Suppose we have a finite sample space so we can count the number outcomes in each possible "event." To determine $P(A|B)$, we're essentially asking what the probability of getting an outcome in $A$ is if we uniformly at random (for simplicity) pick an outcome in event $B$.

For example, consider a collection of 100 objects. Say 64 are balls and 36 are blocks. Suppose further that among the balls, 24 are red balls and 40 are blue balls. If $A$ is the event of being a red object (we don't know how many red blocks there are, but it won't matter) and $B$ is the event of being a ball, then $P(A|B)$ is the probability of picking a red object given the fact that the object you picked was a ball, or equivalently of picking a red ball out of all of the balls, which will equal the number of red balls divided by the number of balls, or $P(A\cap B)/P(B)=\frac{24}{64}$.

Now, given $P(A|B)P(B)=P(A\cap B)=P(B|A)P(A)$ it shouldn't be hard to finish.

Solution 2:

The answers here are good, but if you're like me, you learn better with visual aids and actual numbers. I have one for Bayes's Theorem using the same testing idea. Here's the setup:

  • You have a population of 100,000 people
  • 0.5% of this population use a drug
  • We have a test that tells us with 99% accuracy if a person is or is not a drug user
  • You tested positive for this drug. What are the odds that you're a user given this information?
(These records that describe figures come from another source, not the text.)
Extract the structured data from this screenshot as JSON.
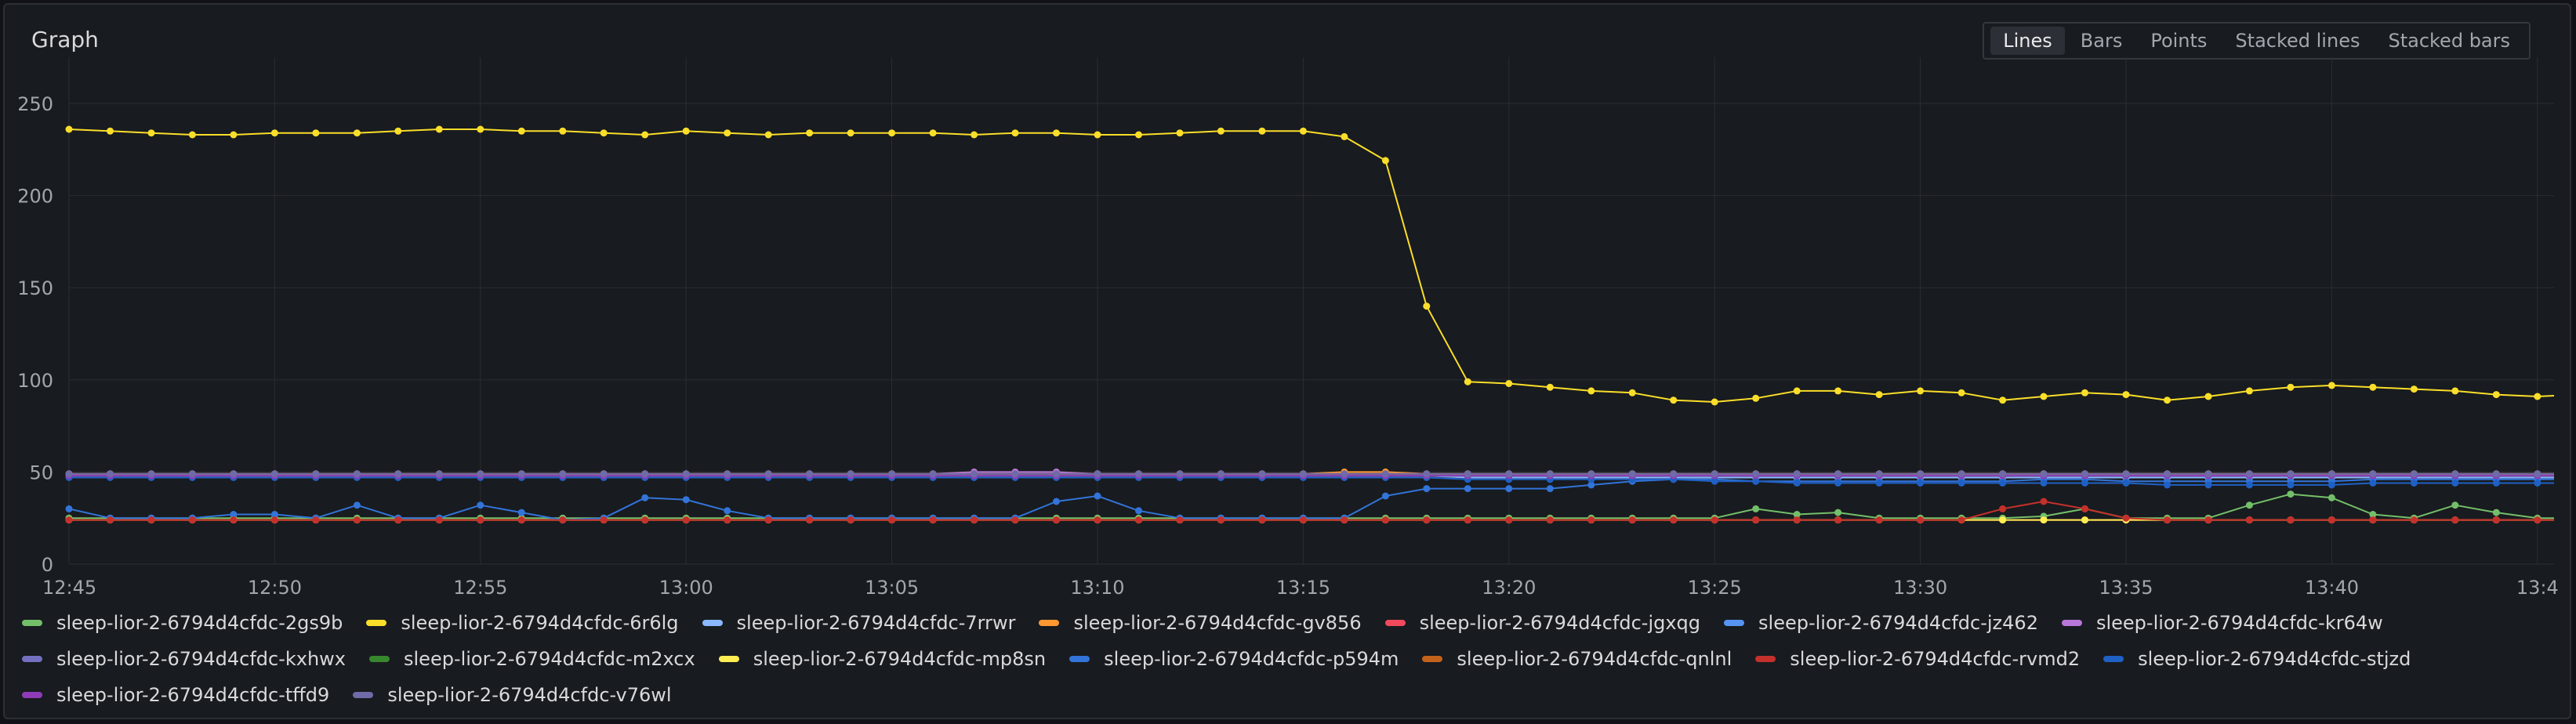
{
  "panel": {
    "title": "Graph"
  },
  "view_modes": [
    {
      "label": "Lines",
      "active": true
    },
    {
      "label": "Bars",
      "active": false
    },
    {
      "label": "Points",
      "active": false
    },
    {
      "label": "Stacked lines",
      "active": false
    },
    {
      "label": "Stacked bars",
      "active": false
    }
  ],
  "chart_data": {
    "type": "line",
    "title": "",
    "xlabel": "",
    "ylabel": "",
    "ylim": [
      0,
      270
    ],
    "y_ticks": [
      0,
      50,
      100,
      150,
      200,
      250
    ],
    "x_range": [
      "12:45",
      "13:44"
    ],
    "x_tick_labels": [
      "12:45",
      "12:50",
      "12:55",
      "13:00",
      "13:05",
      "13:10",
      "13:15",
      "13:20",
      "13:25",
      "13:30",
      "13:35",
      "13:40",
      "13:4"
    ],
    "x_interval_minutes": 1,
    "grid": true,
    "legend_position": "bottom",
    "series": [
      {
        "name": "sleep-lior-2-6794d4cfdc-2gs9b",
        "color": "#73bf69",
        "values": [
          25,
          25,
          25,
          25,
          25,
          25,
          25,
          25,
          25,
          25,
          25,
          25,
          25,
          25,
          25,
          25,
          25,
          25,
          25,
          25,
          25,
          25,
          25,
          25,
          25,
          25,
          25,
          25,
          25,
          25,
          25,
          25,
          25,
          25,
          25,
          25,
          25,
          25,
          25,
          25,
          25,
          30,
          27,
          28,
          25,
          25,
          25,
          25,
          26,
          30,
          25,
          25,
          25,
          32,
          38,
          36,
          27,
          25,
          32,
          28,
          25,
          25,
          25,
          25,
          25,
          25
        ]
      },
      {
        "name": "sleep-lior-2-6794d4cfdc-6r6lg",
        "color": "#fade2a",
        "values": [
          236,
          235,
          234,
          233,
          233,
          234,
          234,
          234,
          235,
          236,
          236,
          235,
          235,
          234,
          233,
          235,
          234,
          233,
          234,
          234,
          234,
          234,
          233,
          234,
          234,
          233,
          233,
          234,
          235,
          235,
          235,
          232,
          219,
          140,
          99,
          98,
          96,
          94,
          93,
          89,
          88,
          90,
          94,
          94,
          92,
          94,
          93,
          89,
          91,
          93,
          92,
          89,
          91,
          94,
          96,
          97,
          96,
          95,
          94,
          92,
          91,
          92,
          93,
          92,
          91,
          91
        ]
      },
      {
        "name": "sleep-lior-2-6794d4cfdc-7rrwr",
        "color": "#8ab8ff",
        "values": [
          48,
          48,
          48,
          48,
          48,
          48,
          48,
          48,
          48,
          48,
          48,
          48,
          48,
          48,
          48,
          48,
          48,
          48,
          48,
          48,
          48,
          48,
          48,
          48,
          48,
          48,
          48,
          48,
          48,
          48,
          48,
          48,
          48,
          48,
          47,
          47,
          47,
          47,
          47,
          47,
          47,
          47,
          47,
          47,
          47,
          47,
          47,
          47,
          47,
          47,
          47,
          47,
          47,
          47,
          47,
          47,
          47,
          47,
          47,
          47,
          47,
          47,
          47,
          47,
          47,
          47
        ]
      },
      {
        "name": "sleep-lior-2-6794d4cfdc-gv856",
        "color": "#ff9830",
        "values": [
          49,
          49,
          49,
          49,
          49,
          49,
          49,
          49,
          49,
          49,
          49,
          49,
          49,
          49,
          49,
          49,
          49,
          49,
          49,
          49,
          49,
          49,
          49,
          49,
          49,
          49,
          49,
          49,
          49,
          49,
          49,
          50,
          50,
          49,
          49,
          49,
          49,
          49,
          49,
          49,
          49,
          49,
          49,
          49,
          49,
          49,
          49,
          49,
          49,
          49,
          49,
          49,
          49,
          49,
          49,
          49,
          49,
          49,
          49,
          49,
          49,
          49,
          49,
          49,
          49,
          49
        ]
      },
      {
        "name": "sleep-lior-2-6794d4cfdc-jgxqg",
        "color": "#f2495c",
        "values": [
          24,
          24,
          24,
          24,
          24,
          24,
          24,
          24,
          24,
          24,
          24,
          24,
          24,
          24,
          24,
          24,
          24,
          24,
          24,
          24,
          24,
          24,
          24,
          24,
          24,
          24,
          24,
          24,
          24,
          24,
          24,
          24,
          24,
          24,
          24,
          24,
          24,
          24,
          24,
          24,
          24,
          24,
          24,
          24,
          24,
          24,
          24,
          24,
          24,
          24,
          24,
          24,
          24,
          24,
          24,
          24,
          24,
          24,
          24,
          24,
          24,
          24,
          24,
          24,
          24,
          24
        ]
      },
      {
        "name": "sleep-lior-2-6794d4cfdc-jz462",
        "color": "#5794f2",
        "values": [
          48,
          48,
          48,
          48,
          48,
          48,
          48,
          48,
          48,
          48,
          48,
          48,
          48,
          48,
          48,
          48,
          48,
          48,
          48,
          48,
          48,
          48,
          48,
          48,
          48,
          48,
          48,
          48,
          48,
          48,
          48,
          48,
          48,
          48,
          48,
          48,
          48,
          48,
          48,
          48,
          48,
          48,
          48,
          48,
          48,
          48,
          48,
          48,
          48,
          48,
          48,
          48,
          48,
          48,
          48,
          48,
          48,
          48,
          48,
          48,
          48,
          48,
          48,
          48,
          48,
          48
        ]
      },
      {
        "name": "sleep-lior-2-6794d4cfdc-kr64w",
        "color": "#b877d9",
        "values": [
          49,
          49,
          49,
          49,
          49,
          49,
          49,
          49,
          49,
          49,
          49,
          49,
          49,
          49,
          49,
          49,
          49,
          49,
          49,
          49,
          49,
          49,
          50,
          50,
          50,
          49,
          49,
          49,
          49,
          49,
          49,
          49,
          49,
          49,
          49,
          49,
          49,
          49,
          49,
          49,
          49,
          49,
          49,
          49,
          49,
          49,
          49,
          49,
          49,
          49,
          49,
          49,
          49,
          49,
          49,
          49,
          49,
          49,
          49,
          49,
          49,
          49,
          49,
          49,
          49,
          49
        ]
      },
      {
        "name": "sleep-lior-2-6794d4cfdc-kxhwx",
        "color": "#7370c0",
        "values": [
          48,
          48,
          48,
          48,
          48,
          48,
          48,
          48,
          48,
          48,
          48,
          48,
          48,
          48,
          48,
          48,
          48,
          48,
          48,
          48,
          48,
          48,
          49,
          49,
          49,
          49,
          49,
          48,
          48,
          48,
          48,
          48,
          48,
          48,
          48,
          48,
          48,
          48,
          48,
          48,
          48,
          48,
          48,
          48,
          48,
          48,
          48,
          48,
          48,
          48,
          48,
          48,
          48,
          48,
          48,
          48,
          48,
          48,
          48,
          48,
          48,
          48,
          48,
          48,
          48,
          48
        ]
      },
      {
        "name": "sleep-lior-2-6794d4cfdc-m2xcx",
        "color": "#37872d",
        "values": [
          48,
          48,
          48,
          48,
          48,
          48,
          48,
          48,
          48,
          48,
          48,
          48,
          48,
          48,
          48,
          48,
          48,
          48,
          48,
          48,
          48,
          48,
          48,
          48,
          48,
          48,
          48,
          48,
          48,
          48,
          48,
          48,
          48,
          48,
          48,
          48,
          48,
          48,
          48,
          48,
          48,
          48,
          48,
          48,
          48,
          48,
          48,
          48,
          48,
          48,
          48,
          48,
          48,
          48,
          48,
          48,
          48,
          48,
          48,
          48,
          48,
          48,
          48,
          48,
          48,
          48
        ]
      },
      {
        "name": "sleep-lior-2-6794d4cfdc-mp8sn",
        "color": "#ffee52",
        "values": [
          24,
          24,
          24,
          24,
          24,
          24,
          24,
          24,
          24,
          24,
          24,
          24,
          24,
          24,
          24,
          24,
          24,
          24,
          24,
          24,
          24,
          24,
          24,
          24,
          24,
          24,
          24,
          24,
          24,
          24,
          24,
          24,
          24,
          24,
          24,
          24,
          24,
          24,
          24,
          24,
          24,
          24,
          24,
          24,
          24,
          24,
          24,
          24,
          24,
          24,
          24,
          24,
          24,
          24,
          24,
          24,
          24,
          24,
          24,
          24,
          24,
          24,
          24,
          24,
          24,
          24
        ]
      },
      {
        "name": "sleep-lior-2-6794d4cfdc-p594m",
        "color": "#3274d9",
        "values": [
          30,
          25,
          25,
          25,
          27,
          27,
          25,
          32,
          25,
          25,
          32,
          28,
          24,
          25,
          36,
          35,
          29,
          25,
          25,
          25,
          25,
          25,
          25,
          25,
          34,
          37,
          29,
          25,
          25,
          25,
          25,
          25,
          37,
          41,
          41,
          41,
          41,
          43,
          45,
          46,
          46,
          45,
          45,
          45,
          45,
          45,
          45,
          45,
          46,
          46,
          45,
          45,
          45,
          45,
          45,
          45,
          46,
          46,
          46,
          46,
          46,
          46,
          46,
          46,
          46,
          46
        ]
      },
      {
        "name": "sleep-lior-2-6794d4cfdc-qnlnl",
        "color": "#c4621c",
        "values": [
          49,
          49,
          49,
          49,
          49,
          49,
          49,
          49,
          49,
          49,
          49,
          49,
          49,
          49,
          49,
          49,
          49,
          49,
          49,
          49,
          49,
          49,
          49,
          49,
          49,
          49,
          49,
          49,
          49,
          49,
          49,
          49,
          49,
          49,
          49,
          49,
          49,
          49,
          49,
          49,
          49,
          49,
          49,
          49,
          49,
          49,
          49,
          49,
          49,
          49,
          49,
          49,
          49,
          49,
          49,
          49,
          49,
          49,
          49,
          49,
          49,
          49,
          49,
          49,
          49,
          49
        ]
      },
      {
        "name": "sleep-lior-2-6794d4cfdc-rvmd2",
        "color": "#c4302b",
        "values": [
          24,
          24,
          24,
          24,
          24,
          24,
          24,
          24,
          24,
          24,
          24,
          24,
          24,
          24,
          24,
          24,
          24,
          24,
          24,
          24,
          24,
          24,
          24,
          24,
          24,
          24,
          24,
          24,
          24,
          24,
          24,
          24,
          24,
          24,
          24,
          24,
          24,
          24,
          24,
          24,
          24,
          24,
          24,
          24,
          24,
          24,
          24,
          30,
          34,
          30,
          25,
          24,
          24,
          24,
          24,
          24,
          24,
          24,
          24,
          24,
          24,
          24,
          24,
          25,
          24,
          24
        ]
      },
      {
        "name": "sleep-lior-2-6794d4cfdc-stjzd",
        "color": "#1f60c4",
        "values": [
          47,
          47,
          47,
          47,
          47,
          47,
          47,
          47,
          47,
          47,
          47,
          47,
          47,
          47,
          47,
          47,
          47,
          47,
          47,
          47,
          47,
          47,
          47,
          47,
          47,
          47,
          47,
          47,
          47,
          47,
          47,
          47,
          47,
          47,
          46,
          46,
          46,
          46,
          46,
          46,
          45,
          45,
          44,
          44,
          44,
          44,
          44,
          44,
          44,
          44,
          44,
          43,
          43,
          43,
          43,
          43,
          44,
          44,
          44,
          44,
          44,
          44,
          44,
          44,
          44,
          44
        ]
      },
      {
        "name": "sleep-lior-2-6794d4cfdc-tffd9",
        "color": "#8f3bb8",
        "values": [
          48,
          48,
          48,
          48,
          48,
          48,
          48,
          48,
          48,
          48,
          48,
          48,
          48,
          48,
          48,
          48,
          48,
          48,
          48,
          48,
          48,
          48,
          48,
          48,
          48,
          48,
          48,
          48,
          48,
          48,
          48,
          48,
          48,
          48,
          48,
          48,
          48,
          48,
          48,
          48,
          48,
          48,
          48,
          48,
          48,
          48,
          48,
          48,
          48,
          48,
          48,
          48,
          48,
          48,
          48,
          48,
          48,
          48,
          48,
          48,
          48,
          48,
          48,
          48,
          48,
          48
        ]
      },
      {
        "name": "sleep-lior-2-6794d4cfdc-v76wl",
        "color": "#6e6ba8",
        "values": [
          49,
          49,
          49,
          49,
          49,
          49,
          49,
          49,
          49,
          49,
          49,
          49,
          49,
          49,
          49,
          49,
          49,
          49,
          49,
          49,
          49,
          49,
          49,
          49,
          49,
          49,
          49,
          49,
          49,
          49,
          49,
          49,
          49,
          49,
          49,
          49,
          49,
          49,
          49,
          49,
          49,
          49,
          49,
          49,
          49,
          49,
          49,
          49,
          49,
          49,
          49,
          49,
          49,
          49,
          49,
          49,
          49,
          49,
          49,
          49,
          49,
          49,
          49,
          49,
          49,
          49
        ]
      }
    ]
  }
}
Let's set this up in a simple grid:

enter image description here

In the columns, I show counts of users and non-users. We are told that 0.5% of the population of 100,000 use this drug, so there are 500 users and 99,500 non-users.

In the rows, I show counts of test results. I will fill in these values in a moment.

I've highlighted cells inside the table in a certain way:

  • Green cells are accurate test results. If a person is a user and the test result is positive, the test is accurate and the cell is green. Likewise, if a person is not a user and the test result is negative, the test is accurate and the cell is green.
  • Red cells are inaccurate test results. If a person is a user but the test is negative, this is a false-negative and the cell is red. Likewise, if a person is not a user but the test is positive, this is a false-positive and the cell is red.

Let's start filling in the table. Given that we have 500 users, how many positive and negative test results will we have among this subset of the population? We're told the test is 99% accurate, so that's 495 positive results and 5 false-negatives:

enter image description here


Following the same process for the non-users: given that we have 99,500 non-users, how many positive and negative results will we have among this subset of the population? Again, the test is 99% accurate, so that's 98,505 negative results and 995 false-positives.

enter image description here


Time to analyze the results. We're told that you tested positive for the drug, so let's throw out the results pertaining to negative test results and look at only the "Positive" row in the grid. 1,490 people tested positive for the drug, of which 495 actually are users, and 995 are false-positives. From here it's easy, the probability that you're actually a user given that you're in the "Positive" row is $\frac{495}{1490} = 33.2\%$

Turning this into a formula:

$P(Drug User Given Positive Result) = \frac{P(DrugUser)*N*TestAccuracy}{P(DrugUser)*N*TestAccuracy + P(NotDrugUser)*N*(1 - TestAccuracy)}$

This is exactly the formula I calculated to get 33.2%. Here, N is the 100,000 number that I made up. N cancels out and thus my 100,000 is extraneous information, but I thought it'd be helpful to include it.

With this grid I hope it's clear why, even with a test accuracy so high, your chances of actually being a drug user given a positive test result are so much lower. The number of false-positives is large enough to skew the naive intuition of the result.